Member of the Legislative Assembly
- In office 23 May 2019 – 2024
- Preceded by: M. Sunil Kumar
- Succeeded by: Kalikiri Murali Mohan
- Constituency: Puthalapattu

Personal details
- Born: 1972 (age 53–54) Chittoor, Andhra Pradesh, India
- Party: Indian National Congress
- Other political affiliations: YSR Congress Party ;

= M. S. Babu =

Indian politician

M. S. Babu is an Indian politician and member of the Congress Party.

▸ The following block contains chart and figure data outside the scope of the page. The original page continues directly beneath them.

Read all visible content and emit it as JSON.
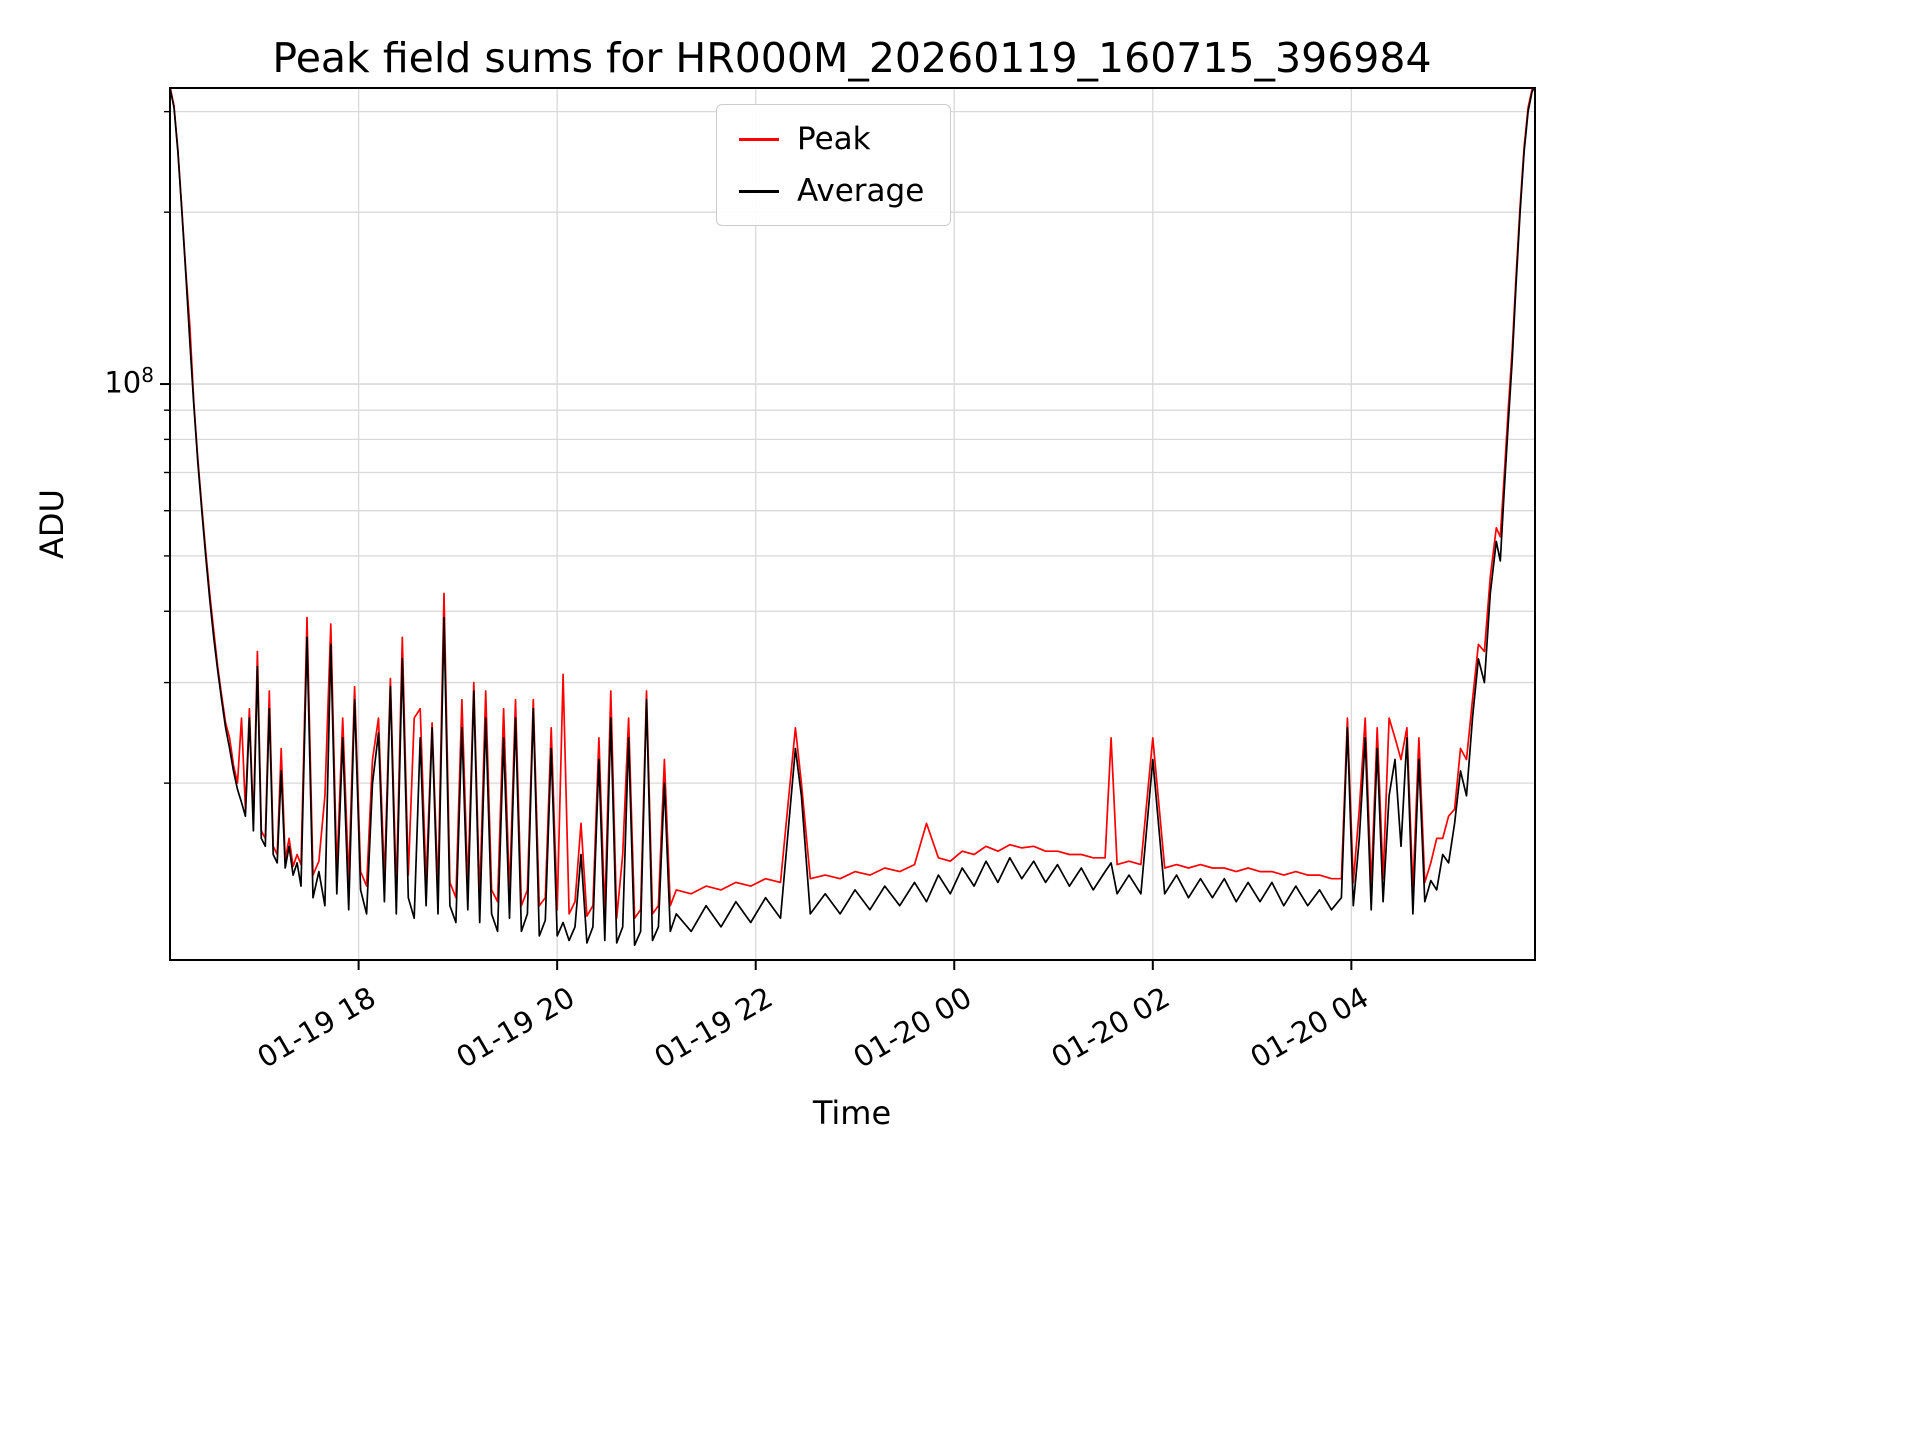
{
  "title": "Peak field sums for HR000M_20260119_160715_396984",
  "chart_data": {
    "type": "line",
    "title": "Peak field sums for HR000M_20260119_160715_396984",
    "xlabel": "Time",
    "ylabel": "ADU",
    "yscale": "log",
    "grid": true,
    "background": "#ffffff",
    "grid_color": "#d9d9d9",
    "xlim": [
      16.1,
      29.85
    ],
    "ylim": [
      9800000,
      330000000
    ],
    "x_unit": "hours since 2026-01-19 00:00",
    "xticks": [
      {
        "value": 18,
        "label": "01-19 18"
      },
      {
        "value": 20,
        "label": "01-19 20"
      },
      {
        "value": 22,
        "label": "01-19 22"
      },
      {
        "value": 24,
        "label": "01-20 00"
      },
      {
        "value": 26,
        "label": "01-20 02"
      },
      {
        "value": 28,
        "label": "01-20 04"
      }
    ],
    "ytick_major": {
      "value": 100000000.0,
      "base": "10",
      "exp": "8"
    },
    "yticks_minor": [
      20000000.0,
      30000000.0,
      40000000.0,
      50000000.0,
      60000000.0,
      70000000.0,
      80000000.0,
      90000000.0,
      200000000.0,
      300000000.0
    ],
    "legend": {
      "position": "upper center",
      "entries": [
        {
          "name": "Peak",
          "color": "#ff0000"
        },
        {
          "name": "Average",
          "color": "#000000"
        }
      ]
    },
    "x": [
      16.1,
      16.14,
      16.18,
      16.22,
      16.26,
      16.3,
      16.34,
      16.38,
      16.42,
      16.46,
      16.5,
      16.54,
      16.58,
      16.62,
      16.66,
      16.7,
      16.74,
      16.78,
      16.82,
      16.86,
      16.9,
      16.94,
      16.98,
      17.02,
      17.06,
      17.1,
      17.14,
      17.18,
      17.22,
      17.26,
      17.3,
      17.34,
      17.38,
      17.42,
      17.48,
      17.54,
      17.6,
      17.66,
      17.72,
      17.78,
      17.84,
      17.9,
      17.96,
      18.02,
      18.08,
      18.14,
      18.2,
      18.26,
      18.32,
      18.38,
      18.44,
      18.5,
      18.56,
      18.62,
      18.68,
      18.74,
      18.8,
      18.86,
      18.92,
      18.98,
      19.04,
      19.1,
      19.16,
      19.22,
      19.28,
      19.34,
      19.4,
      19.46,
      19.52,
      19.58,
      19.64,
      19.7,
      19.76,
      19.82,
      19.88,
      19.94,
      20.0,
      20.06,
      20.12,
      20.18,
      20.24,
      20.3,
      20.36,
      20.42,
      20.48,
      20.54,
      20.6,
      20.66,
      20.72,
      20.78,
      20.84,
      20.9,
      20.96,
      21.02,
      21.08,
      21.14,
      21.2,
      21.35,
      21.5,
      21.65,
      21.8,
      21.95,
      22.1,
      22.25,
      22.4,
      22.46,
      22.55,
      22.7,
      22.85,
      23.0,
      23.15,
      23.3,
      23.45,
      23.6,
      23.72,
      23.84,
      23.96,
      24.08,
      24.2,
      24.32,
      24.44,
      24.56,
      24.68,
      24.8,
      24.92,
      25.04,
      25.16,
      25.28,
      25.4,
      25.52,
      25.58,
      25.64,
      25.76,
      25.88,
      26.0,
      26.12,
      26.24,
      26.36,
      26.48,
      26.6,
      26.72,
      26.84,
      26.96,
      27.08,
      27.2,
      27.32,
      27.44,
      27.56,
      27.68,
      27.8,
      27.9,
      27.96,
      28.02,
      28.08,
      28.14,
      28.2,
      28.26,
      28.32,
      28.38,
      28.44,
      28.5,
      28.56,
      28.62,
      28.68,
      28.74,
      28.8,
      28.86,
      28.92,
      28.98,
      29.04,
      29.1,
      29.16,
      29.22,
      29.28,
      29.34,
      29.4,
      29.46,
      29.5,
      29.54,
      29.58,
      29.62,
      29.66,
      29.7,
      29.74,
      29.78,
      29.82,
      29.85
    ],
    "series": [
      {
        "name": "Peak",
        "color": "#ff0000",
        "values": [
          332000000.0,
          307000000.0,
          257000000.0,
          202000000.0,
          157000000.0,
          126000000.0,
          93000000.0,
          74000000.0,
          61000000.0,
          51000000.0,
          43000000.0,
          37000000.0,
          32000000.0,
          28500000.0,
          25500000.0,
          24000000.0,
          21500000.0,
          20000000.0,
          26000000.0,
          18000000.0,
          27000000.0,
          17000000.0,
          34000000.0,
          16500000.0,
          16000000.0,
          29000000.0,
          15500000.0,
          15000000.0,
          23000000.0,
          14700000.0,
          16000000.0,
          14300000.0,
          15000000.0,
          14400000.0,
          39000000.0,
          13800000.0,
          14600000.0,
          19000000.0,
          38000000.0,
          14000000.0,
          26000000.0,
          13500000.0,
          29500000.0,
          14000000.0,
          13200000.0,
          22000000.0,
          26000000.0,
          13600000.0,
          30500000.0,
          13000000.0,
          36000000.0,
          13800000.0,
          26000000.0,
          27000000.0,
          13400000.0,
          25500000.0,
          13000000.0,
          43000000.0,
          13400000.0,
          12600000.0,
          28000000.0,
          13200000.0,
          30000000.0,
          12600000.0,
          29000000.0,
          13000000.0,
          12400000.0,
          27000000.0,
          12800000.0,
          28000000.0,
          12200000.0,
          13000000.0,
          28000000.0,
          12200000.0,
          12600000.0,
          25000000.0,
          12000000.0,
          31000000.0,
          11800000.0,
          12400000.0,
          17000000.0,
          11700000.0,
          12200000.0,
          24000000.0,
          11800000.0,
          29000000.0,
          11600000.0,
          15000000.0,
          26000000.0,
          11600000.0,
          12000000.0,
          29000000.0,
          11800000.0,
          12200000.0,
          22000000.0,
          12200000.0,
          13000000.0,
          12800000.0,
          13200000.0,
          13000000.0,
          13400000.0,
          13200000.0,
          13600000.0,
          13400000.0,
          25000000.0,
          20000000.0,
          13600000.0,
          13800000.0,
          13600000.0,
          14000000.0,
          13800000.0,
          14200000.0,
          14000000.0,
          14400000.0,
          17000000.0,
          14800000.0,
          14600000.0,
          15200000.0,
          15000000.0,
          15500000.0,
          15200000.0,
          15600000.0,
          15400000.0,
          15500000.0,
          15200000.0,
          15200000.0,
          15000000.0,
          15000000.0,
          14800000.0,
          14800000.0,
          24000000.0,
          14400000.0,
          14600000.0,
          14400000.0,
          24000000.0,
          14200000.0,
          14400000.0,
          14200000.0,
          14400000.0,
          14200000.0,
          14200000.0,
          14000000.0,
          14200000.0,
          14000000.0,
          14000000.0,
          13800000.0,
          14000000.0,
          13800000.0,
          13800000.0,
          13600000.0,
          13600000.0,
          26000000.0,
          13400000.0,
          18000000.0,
          26000000.0,
          13200000.0,
          25000000.0,
          13600000.0,
          26000000.0,
          24000000.0,
          22000000.0,
          25000000.0,
          13000000.0,
          24000000.0,
          13400000.0,
          14500000.0,
          16000000.0,
          16000000.0,
          17500000.0,
          18000000.0,
          23000000.0,
          22000000.0,
          28000000.0,
          35000000.0,
          34000000.0,
          46000000.0,
          56000000.0,
          54000000.0,
          69000000.0,
          90000000.0,
          115000000.0,
          155000000.0,
          205000000.0,
          260000000.0,
          305000000.0,
          328000000.0,
          334000000.0
        ]
      },
      {
        "name": "Average",
        "color": "#000000",
        "values": [
          330000000.0,
          305000000.0,
          255000000.0,
          200000000.0,
          155000000.0,
          118000000.0,
          92000000.0,
          73000000.0,
          60000000.0,
          50000000.0,
          42000000.0,
          36000000.0,
          31500000.0,
          28000000.0,
          25000000.0,
          23000000.0,
          21000000.0,
          19500000.0,
          18500000.0,
          17500000.0,
          26000000.0,
          16500000.0,
          32000000.0,
          16000000.0,
          15500000.0,
          27000000.0,
          15000000.0,
          14500000.0,
          21000000.0,
          14200000.0,
          15500000.0,
          13800000.0,
          14500000.0,
          13200000.0,
          36000000.0,
          12600000.0,
          14000000.0,
          12200000.0,
          35000000.0,
          12800000.0,
          24000000.0,
          12000000.0,
          28000000.0,
          13000000.0,
          11800000.0,
          20000000.0,
          24500000.0,
          12400000.0,
          29500000.0,
          11800000.0,
          33000000.0,
          12600000.0,
          11600000.0,
          24000000.0,
          12200000.0,
          25000000.0,
          11800000.0,
          39000000.0,
          12200000.0,
          11400000.0,
          25000000.0,
          12000000.0,
          29000000.0,
          11400000.0,
          26000000.0,
          11800000.0,
          11000000.0,
          24000000.0,
          11600000.0,
          26000000.0,
          11000000.0,
          11800000.0,
          27000000.0,
          10800000.0,
          11500000.0,
          23000000.0,
          10800000.0,
          11400000.0,
          10600000.0,
          11200000.0,
          15000000.0,
          10500000.0,
          11200000.0,
          22000000.0,
          10600000.0,
          26000000.0,
          10500000.0,
          11200000.0,
          24000000.0,
          10400000.0,
          11000000.0,
          28000000.0,
          10600000.0,
          11200000.0,
          20000000.0,
          11000000.0,
          11800000.0,
          11000000.0,
          12200000.0,
          11200000.0,
          12400000.0,
          11400000.0,
          12600000.0,
          11600000.0,
          23000000.0,
          19000000.0,
          11800000.0,
          12800000.0,
          11800000.0,
          13000000.0,
          12000000.0,
          13200000.0,
          12200000.0,
          13400000.0,
          12400000.0,
          13800000.0,
          12800000.0,
          14200000.0,
          13200000.0,
          14600000.0,
          13400000.0,
          14800000.0,
          13600000.0,
          14600000.0,
          13400000.0,
          14400000.0,
          13200000.0,
          14200000.0,
          13000000.0,
          14000000.0,
          14500000.0,
          12800000.0,
          13800000.0,
          12800000.0,
          22000000.0,
          12800000.0,
          13800000.0,
          12600000.0,
          13600000.0,
          12600000.0,
          13600000.0,
          12400000.0,
          13400000.0,
          12400000.0,
          13400000.0,
          12200000.0,
          13200000.0,
          12200000.0,
          13000000.0,
          12000000.0,
          12600000.0,
          25000000.0,
          12200000.0,
          16000000.0,
          24000000.0,
          12000000.0,
          23000000.0,
          12400000.0,
          19000000.0,
          22000000.0,
          15500000.0,
          24000000.0,
          11800000.0,
          22000000.0,
          12400000.0,
          13500000.0,
          13000000.0,
          15000000.0,
          14500000.0,
          17000000.0,
          21000000.0,
          19000000.0,
          26000000.0,
          33000000.0,
          30000000.0,
          43000000.0,
          53000000.0,
          49000000.0,
          65000000.0,
          85000000.0,
          110000000.0,
          150000000.0,
          200000000.0,
          255000000.0,
          300000000.0,
          325000000.0,
          332000000.0
        ]
      }
    ]
  }
}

He was elected as member of the Andhra Pradesh Legislative Assembly from the Puthalapattu constituency in Chittoor district on YSR Congress Party ticket from 23 May 2019.

==Political career==
M. S. Babu started his political journey with the YSR Congress Party and contested as MLA from Puthalapattu constituency in 2019 Andhra Pradesh Legislative Assembly Election and won the MLA seat defeating his nearest rival L. Lalitha Kumari of TDP by a majority of 29,163 votes. In 2024 Assembly elections he was denied ticket from YSRCP and later he quit YSRCP and joined Congress in the presence of Andhra Pradesh Congress Committee President Y. S. Sharmila on 6 April 2024.